Henri Nouwen writes that he found it very important in his own life to try to let go of his wishes and instead live in hope. He discovered that when he let go of his sometimes petty and superficial wishes and trust that his life was precious and meaningful in the eyes of God, something new, something beyond his own expectations, began to happen in him. To wait with openness and trust is an enormously radical attitude toward life. It is choosing to hope that something is happening for us that is far beyond our own imaginings. It is giving up control over our future and letting God define our life. It is living with the conviction that God molds us in love, holds us in tenderness, and moves us away from the sources of our fear. Our spiritual life is a life in which we wait, actively present to the moment, expecting that new things will happen to us that are far beyond our imagination or prediction. This is a very radical stance toward life in a world preoccupied with control. The newness and oneness we seek are found in the depths of our souls—a soul waiting and longing for the Lord.

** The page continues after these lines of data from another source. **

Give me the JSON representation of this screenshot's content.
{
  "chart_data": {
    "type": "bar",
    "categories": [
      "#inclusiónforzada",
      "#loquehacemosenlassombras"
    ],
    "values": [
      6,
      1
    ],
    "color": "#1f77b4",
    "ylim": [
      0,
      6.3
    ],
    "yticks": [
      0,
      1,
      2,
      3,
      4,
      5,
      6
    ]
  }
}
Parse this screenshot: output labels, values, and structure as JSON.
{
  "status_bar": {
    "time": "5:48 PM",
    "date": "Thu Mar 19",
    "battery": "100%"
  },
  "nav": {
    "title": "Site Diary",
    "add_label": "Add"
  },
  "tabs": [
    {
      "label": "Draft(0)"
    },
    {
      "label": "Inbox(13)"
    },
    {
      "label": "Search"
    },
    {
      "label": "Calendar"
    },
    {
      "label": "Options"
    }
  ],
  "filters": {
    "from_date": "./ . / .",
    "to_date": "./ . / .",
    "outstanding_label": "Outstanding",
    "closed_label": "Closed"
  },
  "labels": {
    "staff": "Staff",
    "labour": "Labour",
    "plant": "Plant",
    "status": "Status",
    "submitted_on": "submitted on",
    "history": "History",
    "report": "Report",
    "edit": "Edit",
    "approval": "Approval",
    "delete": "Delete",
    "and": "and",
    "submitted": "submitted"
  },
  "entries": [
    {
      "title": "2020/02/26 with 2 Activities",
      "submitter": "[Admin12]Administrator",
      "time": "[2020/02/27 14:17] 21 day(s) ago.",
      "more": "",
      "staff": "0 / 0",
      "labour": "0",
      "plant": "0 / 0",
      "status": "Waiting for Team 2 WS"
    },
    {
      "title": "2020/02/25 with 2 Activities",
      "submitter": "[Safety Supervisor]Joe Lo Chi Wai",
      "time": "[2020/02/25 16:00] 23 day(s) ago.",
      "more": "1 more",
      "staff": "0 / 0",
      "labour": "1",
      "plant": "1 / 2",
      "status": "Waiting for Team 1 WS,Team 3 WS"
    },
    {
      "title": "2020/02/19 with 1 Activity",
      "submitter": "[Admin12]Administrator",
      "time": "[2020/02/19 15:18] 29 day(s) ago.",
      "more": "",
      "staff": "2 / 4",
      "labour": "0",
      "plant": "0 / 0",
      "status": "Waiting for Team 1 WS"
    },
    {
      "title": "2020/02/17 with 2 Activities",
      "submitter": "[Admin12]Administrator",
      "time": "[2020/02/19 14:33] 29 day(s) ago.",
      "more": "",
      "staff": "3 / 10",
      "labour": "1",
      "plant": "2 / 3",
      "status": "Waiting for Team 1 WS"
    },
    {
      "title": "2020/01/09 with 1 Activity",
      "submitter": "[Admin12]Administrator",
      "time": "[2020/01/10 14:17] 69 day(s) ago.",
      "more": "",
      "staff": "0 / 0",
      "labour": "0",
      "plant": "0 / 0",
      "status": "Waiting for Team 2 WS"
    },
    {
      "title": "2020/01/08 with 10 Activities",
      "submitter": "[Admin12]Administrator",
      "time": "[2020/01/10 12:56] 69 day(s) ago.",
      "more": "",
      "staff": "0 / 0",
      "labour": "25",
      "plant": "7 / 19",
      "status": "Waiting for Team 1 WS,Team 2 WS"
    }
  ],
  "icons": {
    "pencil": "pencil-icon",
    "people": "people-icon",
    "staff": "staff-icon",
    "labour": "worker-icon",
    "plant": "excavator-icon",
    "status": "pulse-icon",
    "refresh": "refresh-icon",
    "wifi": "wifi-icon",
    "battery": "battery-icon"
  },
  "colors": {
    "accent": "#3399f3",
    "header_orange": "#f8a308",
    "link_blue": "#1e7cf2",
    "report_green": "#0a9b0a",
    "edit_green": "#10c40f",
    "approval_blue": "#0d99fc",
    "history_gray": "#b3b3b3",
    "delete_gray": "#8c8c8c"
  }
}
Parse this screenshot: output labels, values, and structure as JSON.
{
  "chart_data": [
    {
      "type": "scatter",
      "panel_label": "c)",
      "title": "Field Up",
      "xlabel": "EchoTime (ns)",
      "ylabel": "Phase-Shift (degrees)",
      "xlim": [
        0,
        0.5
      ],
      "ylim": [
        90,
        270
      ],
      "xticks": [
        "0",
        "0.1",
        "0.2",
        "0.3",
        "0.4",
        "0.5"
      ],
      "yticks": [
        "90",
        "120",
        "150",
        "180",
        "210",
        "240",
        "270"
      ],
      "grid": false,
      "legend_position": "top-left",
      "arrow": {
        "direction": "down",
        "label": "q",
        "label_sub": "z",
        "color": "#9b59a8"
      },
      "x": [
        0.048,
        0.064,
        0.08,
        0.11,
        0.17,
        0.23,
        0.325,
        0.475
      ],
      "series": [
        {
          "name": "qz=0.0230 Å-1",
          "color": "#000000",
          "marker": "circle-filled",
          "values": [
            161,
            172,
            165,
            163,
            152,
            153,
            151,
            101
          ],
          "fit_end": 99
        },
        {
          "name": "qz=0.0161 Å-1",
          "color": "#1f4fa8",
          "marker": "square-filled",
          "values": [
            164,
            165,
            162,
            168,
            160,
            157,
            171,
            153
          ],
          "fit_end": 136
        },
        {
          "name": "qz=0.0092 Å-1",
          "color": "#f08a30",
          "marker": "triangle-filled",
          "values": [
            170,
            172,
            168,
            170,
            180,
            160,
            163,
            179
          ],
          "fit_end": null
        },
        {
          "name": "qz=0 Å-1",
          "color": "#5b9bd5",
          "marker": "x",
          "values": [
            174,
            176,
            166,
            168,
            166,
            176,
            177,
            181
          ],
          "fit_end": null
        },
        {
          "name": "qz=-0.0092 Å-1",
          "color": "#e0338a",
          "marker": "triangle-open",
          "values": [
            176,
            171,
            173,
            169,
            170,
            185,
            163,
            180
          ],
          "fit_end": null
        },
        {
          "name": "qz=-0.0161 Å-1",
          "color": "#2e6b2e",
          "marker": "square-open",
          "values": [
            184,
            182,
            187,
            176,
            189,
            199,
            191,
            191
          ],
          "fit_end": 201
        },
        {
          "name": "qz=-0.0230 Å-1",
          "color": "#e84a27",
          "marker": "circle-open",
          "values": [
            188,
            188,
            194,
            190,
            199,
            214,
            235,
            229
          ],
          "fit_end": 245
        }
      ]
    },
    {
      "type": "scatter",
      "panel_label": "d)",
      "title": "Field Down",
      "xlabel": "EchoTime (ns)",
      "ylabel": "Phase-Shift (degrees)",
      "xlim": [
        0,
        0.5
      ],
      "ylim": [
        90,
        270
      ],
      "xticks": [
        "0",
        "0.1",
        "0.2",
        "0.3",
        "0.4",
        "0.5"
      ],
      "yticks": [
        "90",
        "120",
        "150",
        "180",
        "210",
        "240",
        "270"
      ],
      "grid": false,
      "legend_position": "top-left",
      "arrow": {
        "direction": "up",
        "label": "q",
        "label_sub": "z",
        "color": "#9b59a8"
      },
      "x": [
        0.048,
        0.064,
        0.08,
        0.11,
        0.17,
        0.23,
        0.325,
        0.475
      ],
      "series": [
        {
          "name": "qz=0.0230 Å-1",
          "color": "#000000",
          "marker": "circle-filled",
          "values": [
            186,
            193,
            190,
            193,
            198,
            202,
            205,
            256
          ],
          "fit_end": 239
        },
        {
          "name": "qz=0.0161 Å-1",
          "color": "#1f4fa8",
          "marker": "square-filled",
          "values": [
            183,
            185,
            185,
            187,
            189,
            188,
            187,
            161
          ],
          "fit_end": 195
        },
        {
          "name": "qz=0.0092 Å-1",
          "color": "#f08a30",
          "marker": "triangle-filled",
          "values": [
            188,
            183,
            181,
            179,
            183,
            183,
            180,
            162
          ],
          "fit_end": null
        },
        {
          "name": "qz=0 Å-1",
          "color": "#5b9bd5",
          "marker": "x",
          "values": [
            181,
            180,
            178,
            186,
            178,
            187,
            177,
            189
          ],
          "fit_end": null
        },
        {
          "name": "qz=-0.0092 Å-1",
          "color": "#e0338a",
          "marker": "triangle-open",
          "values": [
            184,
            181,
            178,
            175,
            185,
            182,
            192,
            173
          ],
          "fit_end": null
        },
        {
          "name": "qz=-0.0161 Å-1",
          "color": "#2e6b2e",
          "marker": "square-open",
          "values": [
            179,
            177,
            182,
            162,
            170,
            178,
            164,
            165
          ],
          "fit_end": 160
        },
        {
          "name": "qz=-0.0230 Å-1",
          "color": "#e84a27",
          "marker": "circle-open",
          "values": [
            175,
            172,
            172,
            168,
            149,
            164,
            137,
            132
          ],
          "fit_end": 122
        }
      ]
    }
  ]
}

“The Spirit scrutinizes everything, even the depths of God” 1 Corinthians 2:10

Thomas Aquinas once defined the Holy Spirit as “the love between the Father and the Son.” Fr. Ron Rolheiser writes that this definition is valuable, though more theologically than spiritually and pastorally. In terms of appropriating the Holy Spirit more personally, the biblical definition of the Holy Spirit is more described than defined. There are various ways, all of them rich, in which the Spirit is described in scripture. For example, St. Paul, in his letter to the Galatians, tells us that there are two kinds of spirit: the spirit of the sarx (a spirit that opposes God) and the spirit of God, the Holy Spirit. The former is the spirit of envy, anger, gossip, factionalism, idolatry, impurity, self-centeredness, and bitterness. Conversely, there is the Holy Spirit, the spirit of charity, joy, peace, patience, goodness, long-suffering, mildness, faith, fidelity, and chastity. In terms of personal renewal, one of the things we might do is to stop deluding ourselves about what spirit we often live within. Suppose my life habitually contains more envy than admiration, anger than joy, gossip than praise, factionalism than community, impurity than chastity, and impatience than perseverance. In that case, I am not living in the Holy Spirit, irrespective of whatever religious or liturgical activities I am involved in and might feel good about. But that is the Holy Spirit at one level. John, in his Gospel, describes the Holy Spirit as a paraclete, an advocate, a lawyer for the poor. John tells us that the crucifixion of Jesus will set free the paraclete and that it will convict the world of its wrongness in crucifying an innocent person, Jesus. Among other things, then, the Holy Spirit in John is the defender of the accused, of the victim, of the scapegoat, of anyone whom society deems expendable for the sake of the culture. To live in the Holy Spirit, therefore, is to be an advocate, a lawyer, for the poor, and for those who are being victimized and scapegoated by the culture. Living in the Holy Spirit is not just a state of being, but a transformative journey. It is the person and the principle both of private renewal and of social justice. By living in the Holy Spirit, we are not only filled with selflessness and joy, but we also become advocates for the poor, bringing hope and justice to those in need.